5 Accounting mistakes that kill SME growth
Thriving, rather than just surviving is what it’s all about. But, unfortunately, SME endeavours are generally fraught with missteps, mishaps, and mistakes. No matter how much experience you have as a business owner, you’re bound to run into problems at some stage. To help ensure you maximise your profitability and business compliance, here are five common accounting mistakes business owners make.
1. Profit doesn’t mean cashflow
Profit and cash flow are both important aspects of a healthy, growing business, but they’re not the same thing.
Profit is your revenue minus your expenses, also known as net income. Cash flow is how your money flows in and out of your business. You’ll have a positive cash flow when there’s more money coming in than going out.
If your business is profitable, but you have too much cash tied up in inventory or receivables, you may not be able to cover your payroll or rent. On the other hand, you may be meeting your operational expenses, but your business isn’t profitable. Over time, this may impact cash flow and hamper growth.
2. Not using cloud-based accounting
There are a lot of benefits to using accounting software, the most obvious of which is a big reduction in calculation errors. Cloud-based accounting makes collecting and processing information fast and efficient and offers wide-ranging benefits that include:
- An instant overview of your numbers because the software checks data during processing.
- Low or no upfront costs and a modest monthly payment.
- No software updates to worry about.
- Easy to access and protected data anywhere and at any time.
- Quick, easy collaboration with your accountant who also has access to your accounts.
- The chance of human error is significantly reduced.
- The software scales with your business’s growth.
3. Not taking financial reporting seriously
Only checking your financial reports every few months, or worse at the end of the financial year is a mistake many SME owners make.

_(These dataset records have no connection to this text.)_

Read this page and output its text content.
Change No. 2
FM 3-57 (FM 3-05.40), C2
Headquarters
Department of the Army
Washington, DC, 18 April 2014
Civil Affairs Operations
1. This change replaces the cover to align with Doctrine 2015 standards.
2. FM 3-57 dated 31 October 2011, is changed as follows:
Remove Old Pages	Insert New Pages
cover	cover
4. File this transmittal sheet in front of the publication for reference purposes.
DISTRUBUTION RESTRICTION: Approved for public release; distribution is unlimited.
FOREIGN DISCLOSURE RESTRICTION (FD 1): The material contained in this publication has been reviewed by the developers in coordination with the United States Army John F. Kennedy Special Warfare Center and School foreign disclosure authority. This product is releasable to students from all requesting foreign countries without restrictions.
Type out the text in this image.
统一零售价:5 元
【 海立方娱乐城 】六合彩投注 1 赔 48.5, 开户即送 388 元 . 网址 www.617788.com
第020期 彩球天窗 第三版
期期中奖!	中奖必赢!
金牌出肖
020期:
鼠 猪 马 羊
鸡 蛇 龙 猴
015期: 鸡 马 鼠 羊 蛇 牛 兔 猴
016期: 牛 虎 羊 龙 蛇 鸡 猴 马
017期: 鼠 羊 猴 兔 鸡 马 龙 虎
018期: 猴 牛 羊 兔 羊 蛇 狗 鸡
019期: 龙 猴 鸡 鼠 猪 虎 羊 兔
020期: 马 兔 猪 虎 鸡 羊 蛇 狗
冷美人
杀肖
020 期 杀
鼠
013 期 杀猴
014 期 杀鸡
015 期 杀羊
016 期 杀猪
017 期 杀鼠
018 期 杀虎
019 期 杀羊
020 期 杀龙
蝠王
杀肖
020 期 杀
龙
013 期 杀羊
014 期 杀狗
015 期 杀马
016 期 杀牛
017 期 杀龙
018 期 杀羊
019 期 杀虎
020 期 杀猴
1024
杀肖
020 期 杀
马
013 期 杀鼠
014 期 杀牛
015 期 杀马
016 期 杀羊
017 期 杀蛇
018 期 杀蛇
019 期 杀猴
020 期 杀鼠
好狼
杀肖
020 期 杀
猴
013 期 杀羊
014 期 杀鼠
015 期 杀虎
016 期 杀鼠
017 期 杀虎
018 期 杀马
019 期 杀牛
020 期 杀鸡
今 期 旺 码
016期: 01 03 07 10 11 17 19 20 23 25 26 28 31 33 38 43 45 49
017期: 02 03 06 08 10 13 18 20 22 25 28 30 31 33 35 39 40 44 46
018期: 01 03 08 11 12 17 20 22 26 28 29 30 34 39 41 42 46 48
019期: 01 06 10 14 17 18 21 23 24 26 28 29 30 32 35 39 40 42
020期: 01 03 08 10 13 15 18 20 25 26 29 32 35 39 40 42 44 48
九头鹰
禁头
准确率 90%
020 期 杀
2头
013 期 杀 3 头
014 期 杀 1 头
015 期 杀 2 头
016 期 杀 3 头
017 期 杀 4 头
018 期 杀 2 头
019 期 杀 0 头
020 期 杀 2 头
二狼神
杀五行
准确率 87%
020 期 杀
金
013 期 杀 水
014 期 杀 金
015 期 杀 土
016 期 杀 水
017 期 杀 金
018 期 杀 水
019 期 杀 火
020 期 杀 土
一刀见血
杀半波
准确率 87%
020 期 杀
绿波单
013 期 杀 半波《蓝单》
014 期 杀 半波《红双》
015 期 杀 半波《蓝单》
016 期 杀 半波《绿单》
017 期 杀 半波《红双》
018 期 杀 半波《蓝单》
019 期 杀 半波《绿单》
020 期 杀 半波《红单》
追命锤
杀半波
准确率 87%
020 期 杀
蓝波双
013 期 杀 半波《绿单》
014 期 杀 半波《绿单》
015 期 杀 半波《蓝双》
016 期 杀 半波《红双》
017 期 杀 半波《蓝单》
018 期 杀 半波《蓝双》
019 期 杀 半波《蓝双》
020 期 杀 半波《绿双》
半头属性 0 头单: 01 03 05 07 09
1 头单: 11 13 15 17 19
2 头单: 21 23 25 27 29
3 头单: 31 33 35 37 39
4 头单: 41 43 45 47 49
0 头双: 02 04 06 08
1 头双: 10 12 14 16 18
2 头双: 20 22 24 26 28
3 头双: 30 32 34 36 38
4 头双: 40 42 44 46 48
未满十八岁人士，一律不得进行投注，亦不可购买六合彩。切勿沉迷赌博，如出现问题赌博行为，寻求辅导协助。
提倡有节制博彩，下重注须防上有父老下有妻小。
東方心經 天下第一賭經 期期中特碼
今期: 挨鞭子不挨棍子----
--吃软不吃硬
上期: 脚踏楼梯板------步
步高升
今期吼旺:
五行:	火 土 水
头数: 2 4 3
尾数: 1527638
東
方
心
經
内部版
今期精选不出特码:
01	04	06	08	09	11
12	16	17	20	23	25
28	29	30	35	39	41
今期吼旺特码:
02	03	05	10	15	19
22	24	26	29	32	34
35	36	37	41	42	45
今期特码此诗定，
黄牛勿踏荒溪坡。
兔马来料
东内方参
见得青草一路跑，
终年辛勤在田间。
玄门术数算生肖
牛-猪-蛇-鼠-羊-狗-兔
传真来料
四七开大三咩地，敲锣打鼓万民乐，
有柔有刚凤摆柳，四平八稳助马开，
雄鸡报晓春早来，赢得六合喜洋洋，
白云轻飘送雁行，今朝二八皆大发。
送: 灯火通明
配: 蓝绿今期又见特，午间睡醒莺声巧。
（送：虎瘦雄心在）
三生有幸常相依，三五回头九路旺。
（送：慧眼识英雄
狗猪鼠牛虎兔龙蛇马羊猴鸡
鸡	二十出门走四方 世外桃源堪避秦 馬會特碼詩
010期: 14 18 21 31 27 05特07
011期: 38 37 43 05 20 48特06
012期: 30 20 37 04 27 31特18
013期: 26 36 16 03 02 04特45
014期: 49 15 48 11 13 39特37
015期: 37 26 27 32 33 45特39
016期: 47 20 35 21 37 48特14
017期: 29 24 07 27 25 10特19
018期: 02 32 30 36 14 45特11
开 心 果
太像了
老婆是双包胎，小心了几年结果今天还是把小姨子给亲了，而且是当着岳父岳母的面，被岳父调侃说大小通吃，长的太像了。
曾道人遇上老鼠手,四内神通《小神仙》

Another shortcoming you want to rectify as soon as possible is looking at your numbers every month, but not fully understanding them.
When you need additional investment for your business, your financials are an important tool that lenders and backers will want to see. Well managed financials are also an indication that you’re serious about your business.
For daily operations, the more closely you monitor – and the better you understand – your financials, the faster you’ll identify problems, notice slow-paying or non-paying customers, and have access to data that helps you make better decisions.
4. Keep your business and personal accounts separate
No matter what type of business you operate, keeping company and personal finances and expenses separate is the only way to establish how profitable your business is, and how healthy it is in terms of cash flow.
Separate accounts and records also ensure your accounting is more efficient and that you can quickly find the information you need when you need it. By tracking all your invoices, transactions, and deductions, you also won’t miss expenses that are tax-deductible and could impact how you file your taxes.
5. Failing to properly manage your payroll
Payroll is one of the most complex areas of running a business, and doing it effectively means ensuring your employees receive correct payments, on time, and in compliance with applicable laws. But, without the right tools and know-how, it can be a complete minefield that can cost employees – and your company – time and money.
Not only do you want to make sure that you’re paying your employees appropriately, but you need to be sure that essential areas like payroll taxes and withholdings are being done accurately. When in doubt, this is an area of your business where you can really benefit from outsourcing it to professionals.
Business ownership gives you the flexibility to pursue what matters to you in a way you believe will be most meaningful and impactful. But the pitfalls of mismanaging your finances can derail your dream.